Up next for Obama: Tax system overhaul

December 10, 2010

Not content to fight with his own party over the continuation of the tax deal he cut with Republicans, Obama now has set his sights on a bigger tax battle.

When the 112th Congress convenes in January, the prez reportedly wants to tackle comprehensive tax reform.

It's not officially on Obama's legislative wish list yet, but the New York Times reports that the Commander in Chief has directed his economic team and Treasury Department analysts to review ways to close loopholes and simplify corporate and individual income taxes.

Apparently, Obama is intrigued by his deficit panel's findings.

One proposal, the Zero Plan, says that by eliminating tax expenditures — that's all those often very complex deductions, credits and exemptions that end up costing Uncle Sam money — the tax code obviously would be smaller and tax rates could be dramatically compressed and lowered.

It's a worthy goal. The last significant tax system overhaul was back in 1986.

Since then, the tax code has again become convoluted and bloated. But recent efforts to tackle overall tax reform have been abandoned because of practical, logistical, economic, philosophical or political concerns — or varying combinations of all those reasons.

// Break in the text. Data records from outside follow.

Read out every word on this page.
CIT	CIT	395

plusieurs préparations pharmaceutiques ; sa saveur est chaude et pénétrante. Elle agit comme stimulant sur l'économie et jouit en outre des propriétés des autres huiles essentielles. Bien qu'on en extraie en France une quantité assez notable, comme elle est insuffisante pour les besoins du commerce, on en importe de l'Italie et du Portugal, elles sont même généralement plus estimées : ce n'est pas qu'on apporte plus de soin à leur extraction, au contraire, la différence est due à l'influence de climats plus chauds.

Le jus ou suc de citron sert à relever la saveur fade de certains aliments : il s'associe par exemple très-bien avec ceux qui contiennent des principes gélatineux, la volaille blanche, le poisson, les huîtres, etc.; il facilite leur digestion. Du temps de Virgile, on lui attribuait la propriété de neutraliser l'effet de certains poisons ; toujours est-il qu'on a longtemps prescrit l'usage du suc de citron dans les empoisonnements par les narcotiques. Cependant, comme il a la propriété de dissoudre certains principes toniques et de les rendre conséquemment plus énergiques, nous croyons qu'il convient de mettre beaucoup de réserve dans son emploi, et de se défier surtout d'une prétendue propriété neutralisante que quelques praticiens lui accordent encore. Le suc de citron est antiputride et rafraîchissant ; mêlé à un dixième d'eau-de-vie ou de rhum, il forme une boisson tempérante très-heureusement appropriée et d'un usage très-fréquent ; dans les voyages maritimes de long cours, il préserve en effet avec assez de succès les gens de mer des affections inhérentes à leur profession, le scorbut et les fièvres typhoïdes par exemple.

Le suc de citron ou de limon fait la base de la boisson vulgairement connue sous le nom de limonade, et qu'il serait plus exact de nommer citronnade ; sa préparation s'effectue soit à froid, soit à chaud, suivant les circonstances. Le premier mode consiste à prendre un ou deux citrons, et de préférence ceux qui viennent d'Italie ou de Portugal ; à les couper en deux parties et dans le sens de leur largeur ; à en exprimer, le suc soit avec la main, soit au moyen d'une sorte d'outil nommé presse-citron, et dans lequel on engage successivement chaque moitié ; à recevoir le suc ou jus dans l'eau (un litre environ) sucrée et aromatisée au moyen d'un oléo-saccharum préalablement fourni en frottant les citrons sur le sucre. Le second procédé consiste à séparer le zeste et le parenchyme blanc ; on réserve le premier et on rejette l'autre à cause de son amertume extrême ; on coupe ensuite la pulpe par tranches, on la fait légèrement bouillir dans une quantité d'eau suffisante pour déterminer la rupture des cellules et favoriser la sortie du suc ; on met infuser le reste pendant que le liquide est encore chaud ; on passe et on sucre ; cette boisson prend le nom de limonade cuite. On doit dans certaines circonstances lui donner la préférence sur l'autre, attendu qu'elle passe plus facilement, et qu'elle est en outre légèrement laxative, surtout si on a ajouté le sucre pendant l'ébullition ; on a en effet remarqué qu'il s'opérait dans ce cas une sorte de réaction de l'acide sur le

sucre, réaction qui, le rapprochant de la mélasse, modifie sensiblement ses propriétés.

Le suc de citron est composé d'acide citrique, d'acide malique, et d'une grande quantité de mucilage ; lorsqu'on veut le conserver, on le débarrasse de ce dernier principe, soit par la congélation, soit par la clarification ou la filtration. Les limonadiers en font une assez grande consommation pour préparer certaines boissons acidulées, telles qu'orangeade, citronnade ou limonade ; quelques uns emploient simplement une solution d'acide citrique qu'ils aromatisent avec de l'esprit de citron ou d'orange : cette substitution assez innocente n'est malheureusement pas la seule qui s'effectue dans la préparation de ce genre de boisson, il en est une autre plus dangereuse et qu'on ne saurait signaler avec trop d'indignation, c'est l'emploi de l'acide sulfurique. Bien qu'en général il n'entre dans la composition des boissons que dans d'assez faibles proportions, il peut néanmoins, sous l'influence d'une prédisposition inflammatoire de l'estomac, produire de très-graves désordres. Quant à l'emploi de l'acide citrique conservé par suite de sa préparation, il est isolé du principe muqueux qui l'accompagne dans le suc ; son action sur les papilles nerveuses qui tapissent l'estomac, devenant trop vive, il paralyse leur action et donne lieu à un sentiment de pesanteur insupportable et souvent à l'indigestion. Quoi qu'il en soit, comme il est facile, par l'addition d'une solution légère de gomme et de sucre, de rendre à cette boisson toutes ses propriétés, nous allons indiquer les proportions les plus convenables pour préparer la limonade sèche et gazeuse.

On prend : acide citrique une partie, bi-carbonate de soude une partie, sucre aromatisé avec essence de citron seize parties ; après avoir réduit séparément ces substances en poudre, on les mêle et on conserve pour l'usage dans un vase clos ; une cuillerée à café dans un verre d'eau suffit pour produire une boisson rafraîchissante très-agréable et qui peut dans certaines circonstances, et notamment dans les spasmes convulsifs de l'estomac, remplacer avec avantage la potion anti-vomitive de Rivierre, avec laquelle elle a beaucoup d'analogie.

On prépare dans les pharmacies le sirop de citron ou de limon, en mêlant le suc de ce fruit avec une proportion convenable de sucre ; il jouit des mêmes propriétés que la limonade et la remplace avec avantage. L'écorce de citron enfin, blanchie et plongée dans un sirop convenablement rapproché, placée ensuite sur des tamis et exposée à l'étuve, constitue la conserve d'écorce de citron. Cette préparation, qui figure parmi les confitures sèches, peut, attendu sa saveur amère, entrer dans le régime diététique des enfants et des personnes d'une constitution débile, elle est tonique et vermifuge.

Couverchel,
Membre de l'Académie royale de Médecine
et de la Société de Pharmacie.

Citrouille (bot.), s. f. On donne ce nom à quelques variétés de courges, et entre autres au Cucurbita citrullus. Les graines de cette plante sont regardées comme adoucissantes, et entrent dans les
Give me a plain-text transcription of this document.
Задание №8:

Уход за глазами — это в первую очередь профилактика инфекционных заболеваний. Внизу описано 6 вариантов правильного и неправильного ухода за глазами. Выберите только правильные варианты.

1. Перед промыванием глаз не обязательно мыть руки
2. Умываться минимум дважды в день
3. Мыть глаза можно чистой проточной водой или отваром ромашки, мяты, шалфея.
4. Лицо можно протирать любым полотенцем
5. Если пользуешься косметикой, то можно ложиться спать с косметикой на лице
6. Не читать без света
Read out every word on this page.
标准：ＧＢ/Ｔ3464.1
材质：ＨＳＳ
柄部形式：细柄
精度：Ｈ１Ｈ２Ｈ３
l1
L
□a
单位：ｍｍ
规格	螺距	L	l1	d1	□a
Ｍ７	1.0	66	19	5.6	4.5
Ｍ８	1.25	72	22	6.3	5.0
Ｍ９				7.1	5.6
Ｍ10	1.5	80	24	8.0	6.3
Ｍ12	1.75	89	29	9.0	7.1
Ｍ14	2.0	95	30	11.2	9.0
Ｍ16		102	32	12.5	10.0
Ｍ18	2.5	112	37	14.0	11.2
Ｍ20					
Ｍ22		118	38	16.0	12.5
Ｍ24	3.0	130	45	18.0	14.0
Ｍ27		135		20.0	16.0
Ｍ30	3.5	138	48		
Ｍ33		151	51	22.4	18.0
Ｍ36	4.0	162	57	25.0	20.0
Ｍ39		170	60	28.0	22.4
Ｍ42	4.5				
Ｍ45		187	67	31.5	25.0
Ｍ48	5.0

Just look at the receptions that greeted both this week's announced tax cuts deal and, a week before, the deficit panel's tax proposals.

Of course, healthy disagreement and discussion on tough topics like taxes are to be expected. And in an ideal world, such discourse would produce a better result.

But we're talking Capitol Hill. That's definitely not an ideal world.

Maybe the growing public clamor for federal deficit reduction will be the catalyst for a real examination of our tax system.

Then again, maybe those new folks who were elected in November to the House and Senate on budget-cutting platforms will find once they settle into their Washington, D.C., offices, that they like them.

And in most cases, folks in the nation's capital find that the best way to stay there is to not do too much.